4 clinical pictures in the context of forensic psychiatry
4.2 Personality Disorders
5 forms of therapy
6 Forensic ward routine
In the high-security wing of a forensic-psychiatric ward, the focus is on the safety of employees. As a rule, the nursing staff receives special training courses in order to be prepared for day-to-day work in the ward. Every employee carries a personal emergency call system (PNA) with which an alarm can be triggered. The forensic security service and nurses from the neighboring stations can quickly come to the rescue.
Members of the nursing staff can attend a briefing from the police as the first speaker in order to be able to bridge critical situations (e.g. a hostage-taking) until the security forces arrive.
The ward and courtyards of the forensic psychiatry department are monitored by cameras. There are often markings in front of the actual walls and in front of areas that patients are not allowed to enter. If these are violated, an immediate alarm is sent to the gate and the staff. Some rooms, so-called crisis intervention rooms (KIR) or areas (KIB), are also provided with locks. The forensic psychiatry is one of the few places where the nursing staff is allowed to use handcuffs to secure things, e.g. to accompany the patient to a consultation or when they are outside.
In spite of the strict safety measures, care is taken to build trust and motivate patients to undergo therapy. Ensuring regular use of psychotropic drugs is just as much a part of care as protecting the therapist and any visitors (including judges).
7 Continuing Education
Psychiatrists can use the specialization "Forensic Psychiatry" if they meet the conditions prescribed by the Medical Association. The further training period for this is 36 months, of which up to 12 months can be completed during the specialist training.
Nurses can qualify as forensic nurses through a two-year advanced training course.
8 length of stay
The length of stay depends, among other things, on the clinical picture, the crime and the psychiatric prognosis.
In the case of a patient who is addicted to rehab in accordance with Section 64 of the Criminal Code, the duration of treatment is limited to a maximum of two years. The length of stay in the penal system can, however, be postponed or extended by calculating the maximum period.

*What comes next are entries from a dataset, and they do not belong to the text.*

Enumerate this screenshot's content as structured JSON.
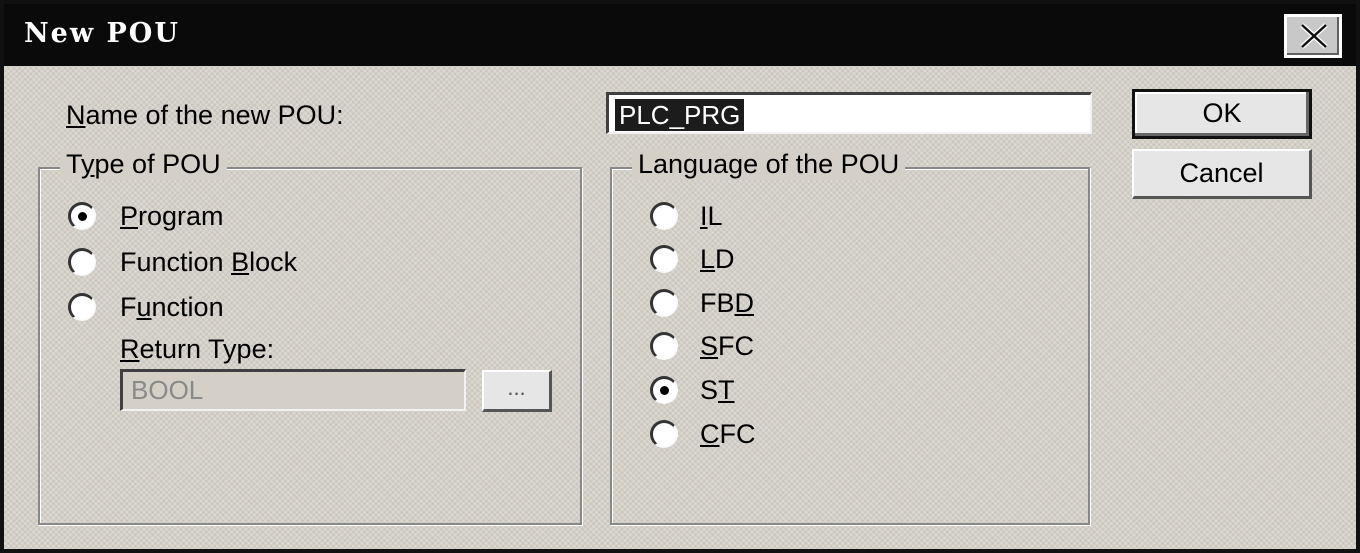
{
  "dialog": {
    "title": "New POU",
    "name_label_first": "N",
    "name_label_rest": "ame of the new POU:",
    "name_value": "PLC_PRG"
  },
  "buttons": {
    "ok": "OK",
    "cancel": "Cancel",
    "browse": "..."
  },
  "type_group": {
    "title_a": "T",
    "title_u": "y",
    "title_b": "pe of POU",
    "options": [
      {
        "pre": "",
        "u": "P",
        "post": "rogram",
        "selected": true
      },
      {
        "pre": "Function ",
        "u": "B",
        "post": "lock",
        "selected": false
      },
      {
        "pre": "F",
        "u": "u",
        "post": "nction",
        "selected": false
      }
    ],
    "return_type_label_u": "R",
    "return_type_label_rest": "eturn Type:",
    "return_type_value": "BOOL"
  },
  "lang_group": {
    "title": "Language of the POU",
    "options": [
      {
        "pre": "",
        "u": "I",
        "post": "L",
        "selected": false
      },
      {
        "pre": "",
        "u": "L",
        "post": "D",
        "selected": false
      },
      {
        "pre": "FB",
        "u": "D",
        "post": "",
        "selected": false
      },
      {
        "pre": "",
        "u": "S",
        "post": "FC",
        "selected": false
      },
      {
        "pre": "S",
        "u": "T",
        "post": "",
        "selected": true
      },
      {
        "pre": "",
        "u": "C",
        "post": "FC",
        "selected": false
      }
    ]
  }
}
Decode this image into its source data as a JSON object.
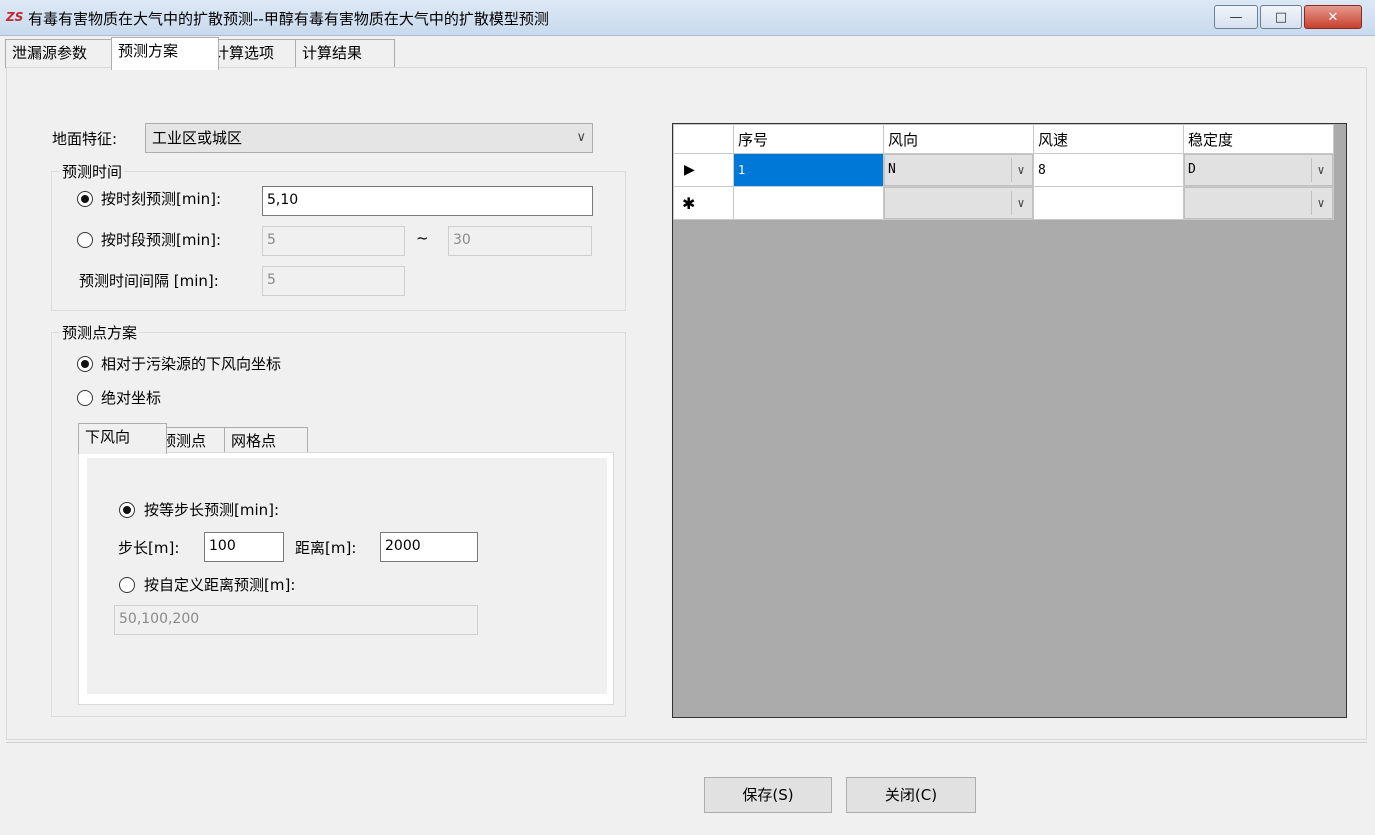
{
  "window": {
    "title": "有毒有害物质在大气中的扩散预测--甲醇有毒有害物质在大气中的扩散模型预测",
    "app_icon": "ZS",
    "minimize_icon": "—",
    "maximize_icon": "□",
    "close_icon": "✕"
  },
  "tabs": [
    "泄漏源参数",
    "预测方案",
    "计算选项",
    "计算结果"
  ],
  "left": {
    "terrain_label": "地面特征:",
    "terrain_value": "工业区或城区",
    "time_group": {
      "legend": "预测时间",
      "by_moment_label": "按时刻预测[min]:",
      "by_moment_value": "5,10",
      "by_period_label": "按时段预测[min]:",
      "period_from": "5",
      "tilde": "~",
      "period_to": "30",
      "interval_label": "预测时间间隔 [min]:",
      "interval_value": "5"
    },
    "point_group": {
      "legend": "预测点方案",
      "relative_label": "相对于污染源的下风向坐标",
      "absolute_label": "绝对坐标",
      "subtabs": [
        "下风向",
        "预测点",
        "网格点"
      ],
      "equal_step_label": "按等步长预测[min]:",
      "step_label": "步长[m]:",
      "step_value": "100",
      "distance_label": "距离[m]:",
      "distance_value": "2000",
      "custom_label": "按自定义距离预测[m]:",
      "custom_value": "50,100,200"
    }
  },
  "grid": {
    "headers": [
      "序号",
      "风向",
      "风速",
      "稳定度"
    ],
    "current_row_marker": "▶",
    "new_row_marker": "✱",
    "rows": [
      {
        "index": "1",
        "direction": "N",
        "speed": "8",
        "stability": "D"
      }
    ]
  },
  "buttons": {
    "save": "保存(S)",
    "close": "关闭(C)"
  },
  "colors": {
    "selection": "#0078d7",
    "grid_background": "#ababab"
  }
}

Criminal offenders who are incapable of guilt or who are less capable of guilt, who are dangerous to the general public due to their illness and who are expected to commit further serious criminal offenses (e.g. violent offenses or sexual offenses), are accommodated in a psychiatric hospital for an indefinite period in accordance with Section 63 StGB.
This is differentiated from the temporary placement according to §126a StPO, which has the status of pre-trial detention for the mentally ill.